You'd think America would have this one locked down, seeing as how we invented the game and all, but you'd be dead, stinkin' wrong. You know who's the current medal leader in Baseball? Cuba. Followed by Japan. We are a shame-faced third, kids. At BASEBALL!!! Babe Ruth is rolling around in his hot dog-filled, chocolate-and-beer-flavored grave! Now, granted, the US team is comprised mainly of our nation's finest minor leaguers and assorted college tip-tops... what I mean is, it's not like Derek Jeter and Albert Pujols and Ryan Howard are out there knockin' dingers into the upper deck or anything. Our best guys are pros, and therefore ineligible, so we've got to rely on a bunch of skinny nerds who've seen Bull Durham too many times and think their fucking Nuke LaLoosh. Meanwhile, Cuba and Japan are training baseball players FROM BIRTH to knock bloops into shallow left and throw 95-mile-an-hour heat and run the bases with mathematical precision and control the flight and trajectory of the ball with their minds (okay, that last one hasn't been proven...yet). HOW ARE WE SUPPOSED TO COMPETE WITH THAT??? Well, obviously, we need to hire some fake-mustached college kids named Blalex Brodriugez and Bladamir Buerrero and Bavid Bortiz. Otherwise, it's another Bronze medal, which might as well be our country's flag, on fire.

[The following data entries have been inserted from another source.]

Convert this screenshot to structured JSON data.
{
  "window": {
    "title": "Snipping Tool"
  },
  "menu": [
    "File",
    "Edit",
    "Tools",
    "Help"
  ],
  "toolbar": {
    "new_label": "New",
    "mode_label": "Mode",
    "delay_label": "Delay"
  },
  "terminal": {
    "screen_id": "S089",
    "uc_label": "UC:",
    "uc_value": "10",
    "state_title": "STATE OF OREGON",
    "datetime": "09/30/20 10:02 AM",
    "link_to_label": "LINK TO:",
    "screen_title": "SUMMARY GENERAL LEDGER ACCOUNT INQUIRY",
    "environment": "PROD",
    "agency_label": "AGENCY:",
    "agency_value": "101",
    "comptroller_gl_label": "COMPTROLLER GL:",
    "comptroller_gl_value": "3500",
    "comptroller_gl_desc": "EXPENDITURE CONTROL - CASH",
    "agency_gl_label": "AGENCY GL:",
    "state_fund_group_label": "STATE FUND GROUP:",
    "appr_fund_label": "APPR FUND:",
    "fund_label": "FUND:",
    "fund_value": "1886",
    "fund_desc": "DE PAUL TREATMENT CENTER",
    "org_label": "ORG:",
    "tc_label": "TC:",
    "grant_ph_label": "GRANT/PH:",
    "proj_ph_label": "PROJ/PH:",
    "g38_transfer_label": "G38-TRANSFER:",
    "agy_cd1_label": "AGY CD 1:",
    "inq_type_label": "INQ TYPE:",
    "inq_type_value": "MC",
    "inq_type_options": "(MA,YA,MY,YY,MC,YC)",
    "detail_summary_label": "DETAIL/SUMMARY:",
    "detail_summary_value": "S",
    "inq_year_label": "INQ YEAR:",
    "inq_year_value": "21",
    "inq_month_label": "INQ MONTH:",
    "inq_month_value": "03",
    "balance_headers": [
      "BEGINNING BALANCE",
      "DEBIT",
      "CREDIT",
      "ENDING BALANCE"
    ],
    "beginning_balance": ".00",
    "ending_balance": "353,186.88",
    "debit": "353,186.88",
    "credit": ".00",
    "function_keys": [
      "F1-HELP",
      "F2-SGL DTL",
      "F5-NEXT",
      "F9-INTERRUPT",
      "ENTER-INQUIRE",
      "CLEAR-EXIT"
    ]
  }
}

If I didn't have photographic evidence that this is a real event, I wouldn't believe it. And, truthfully, I'm not 100% convinced that this isn't just a clever Photoshopping job. Because, seriously... jumping on a trampoline? For an Olympic medal? FUCKING REALLY? If this is in fact an actual thing, then I should have earned my sweet Texas ass a Gold when I was eleven years old and busting out double-backflips-to-a-butt-drop in my grandparent's back yard. And, I'm sorry, but if they're not doing that thing where you bounce right next to your friend for extra height on your jump, then they've completely missed the point of trampolining and should be collectively called into the house for supper. What else from my childhood can we pretend is an actual athletic event? Olympic Freeze Tag? Red Rover? Capture the Flag (actually, that would be kind of sweet)?
Now THIS is an Olympic sport. You've got to, like, ride a bike for a long time and then you've got to run through the city and then I think you've got to fight a bear or something (not entirely sure). It takes skill and stamina and the ability to fend off clawed swipes to the head. Other words, you've got to be an ATHLETE. Unlike in some other events... *coughTRAMPOLININGcough* You can't train for the Triathlon by getting all gooned on Kool-Aid at your awesome aunt's house and goofing around with your cousin until it gets too dark to see the springs on the side. You have like do sit-ups and stuff. And I guess you should fight a series of progressively larger bears until, you know, you get to the Olympic-sized bears. Grizzlies or whatever.